“I leave with a heavy heart.” An emotional Paul Wulff used that term twice during his press conference Tuesday afternoon, only four hours after being notified by Athletic Director Bill Moos that he would not be retained as head coach at Washington State University.
“The great thing about Washington State University and being a Coug is that we don’t do it like everyone else,” Wulff said. “We stick together, and we don’t eat our own. I believe the innocence of Wazzu has been lost today. I leave with a heavy heart, but I’m excited to see the fruits of our labor ripen over the next few years.”
Wulff, who finished his fourth season at WSU with a record of 9-40, was rumored to have been dismissed from his position following the 38-21 defeat to the University of Washington in Saturday’s Apple Cup. Earlier on Tuesday during his press conference, Moos said his decision was not made before the Apple Cup, but said that the lack of excitement and game attendance played a major role in his decision.
“I think winning football games generates fans,” Wulff said. “There’s a process leading to winning football games, that’s how I feel about it.”
Following last season’s 2-10 finish, Wulff was under even more scrutiny at the end of this season after going 4-8. The team had hopes of reaching its first bowl game since 2003 this year, but after the 30-27 overtime defeat at home to Utah, those dreams were put to sleep.
Wulff noted that he feels the team’s is moving in the right direction, and had they been able to stay consistently healthy, 2011 could have ended in a different manner for his staff and players.
“We have a heck of a program, and we were an injury or two away from being in a bowl game this year, which to me would have been an incredible feat to me based on how far we’ve come in such a short time,” Wulff said.
Moos and Wulff met Sunday evening for 90 minutes and following their discussions, Wulff said he thought there might have been a chance he would be let go. Monday afternoon, Moos had stated he was in Wulff’s corner, and when the decision was announced this morning, Wulff said he was shocked.
“I got the feeling that there was a chance this was going to happen,” Wulff said. “We just reviewed a lot of things and he asked me a lot of questions about where we were at with recruiting and our talent level at certain positions and what we needed to do to move forward.”
Throughout his press conference, Wulff said he had no regrets during his four-year tenure at WSU.
“I would never not have taken this position,” Wulff said. “There’s no question I came here to rebuild a Cougar football program, and there’s no question I know how it needs to be done. I wish things could have gone differently from the day I got here all the way through in this process. There were some things that were out of my control that could have been different.
“I love this place,” Wulff added. “Every decision I made was for growing the football program, they weren’t business decisions. They weren’t for self gain or self promotion, but they were for building the Cougar football program so we could have something that will last a long time.”

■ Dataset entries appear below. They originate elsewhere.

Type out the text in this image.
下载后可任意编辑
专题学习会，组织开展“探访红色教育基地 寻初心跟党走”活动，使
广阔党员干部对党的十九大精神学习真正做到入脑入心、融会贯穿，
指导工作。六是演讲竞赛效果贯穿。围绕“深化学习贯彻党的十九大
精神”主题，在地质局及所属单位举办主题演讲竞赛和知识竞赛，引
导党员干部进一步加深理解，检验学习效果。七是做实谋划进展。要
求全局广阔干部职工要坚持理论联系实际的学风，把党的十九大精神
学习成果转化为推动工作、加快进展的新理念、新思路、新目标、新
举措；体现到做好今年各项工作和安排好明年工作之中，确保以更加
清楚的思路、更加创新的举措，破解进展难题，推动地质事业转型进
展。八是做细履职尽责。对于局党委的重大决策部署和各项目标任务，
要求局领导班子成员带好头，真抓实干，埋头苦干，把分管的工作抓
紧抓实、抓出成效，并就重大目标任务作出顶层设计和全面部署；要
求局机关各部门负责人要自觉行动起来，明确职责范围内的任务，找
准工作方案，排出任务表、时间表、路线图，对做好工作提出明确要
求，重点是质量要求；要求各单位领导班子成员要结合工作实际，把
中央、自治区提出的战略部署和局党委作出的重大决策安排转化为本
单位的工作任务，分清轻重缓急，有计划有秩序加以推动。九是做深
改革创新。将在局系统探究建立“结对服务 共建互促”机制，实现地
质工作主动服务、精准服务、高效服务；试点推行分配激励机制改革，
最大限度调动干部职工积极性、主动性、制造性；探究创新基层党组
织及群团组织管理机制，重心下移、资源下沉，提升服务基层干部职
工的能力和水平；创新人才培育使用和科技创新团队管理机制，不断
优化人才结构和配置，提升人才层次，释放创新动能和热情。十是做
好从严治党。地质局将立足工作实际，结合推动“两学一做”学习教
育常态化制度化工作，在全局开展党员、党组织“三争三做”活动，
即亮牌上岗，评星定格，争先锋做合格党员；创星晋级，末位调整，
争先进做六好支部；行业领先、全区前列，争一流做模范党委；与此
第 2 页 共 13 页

At press time, Wulff said he had not yet met with his players to talk about his firing. Through social media outlets including Facebook and Twitter, several players sent their positive messages toward Wulff in thanking him for his hard work in trying to turn the corner of Cougar football. Wulff said he would tell his players to continue to fight and practice the lessons he taught them as they move forward in the future.
“We’re going to have a discussion on where we’re all at and the importance of them moving forward and keeping the course,” Wulff said. “They need to stay true to their values and the discipline they’ve developed and their work ethic they’ve developed. My message won’t change and they’re close to it.”
The Cougars had only a few senior starters on their roster, and the talent level returning in 2012 has sparked conversation about WSU reaching new heights. The team will return seven of 11 offensive starters from the Apple Cup, and this number does not include potential starting quarterbacks Jeff Tuel or Connor Halliday. Meanwhile on defense, eight of 11 starters are slated to return.
Wulff said he hopes people can recognize the hard work and determination his staff put in place when they reflect on what’s to come from Pullman over the next few years.
“Hopefully when people look back and know the ins and outs of what happened in the four years we were here and what we started with and what we’ve changed, and they look back and see all the wins we’re going to have in the next couple of years, they’re going to say those kids were coached and groomed by the coaching staff that was in place,” Wulff said.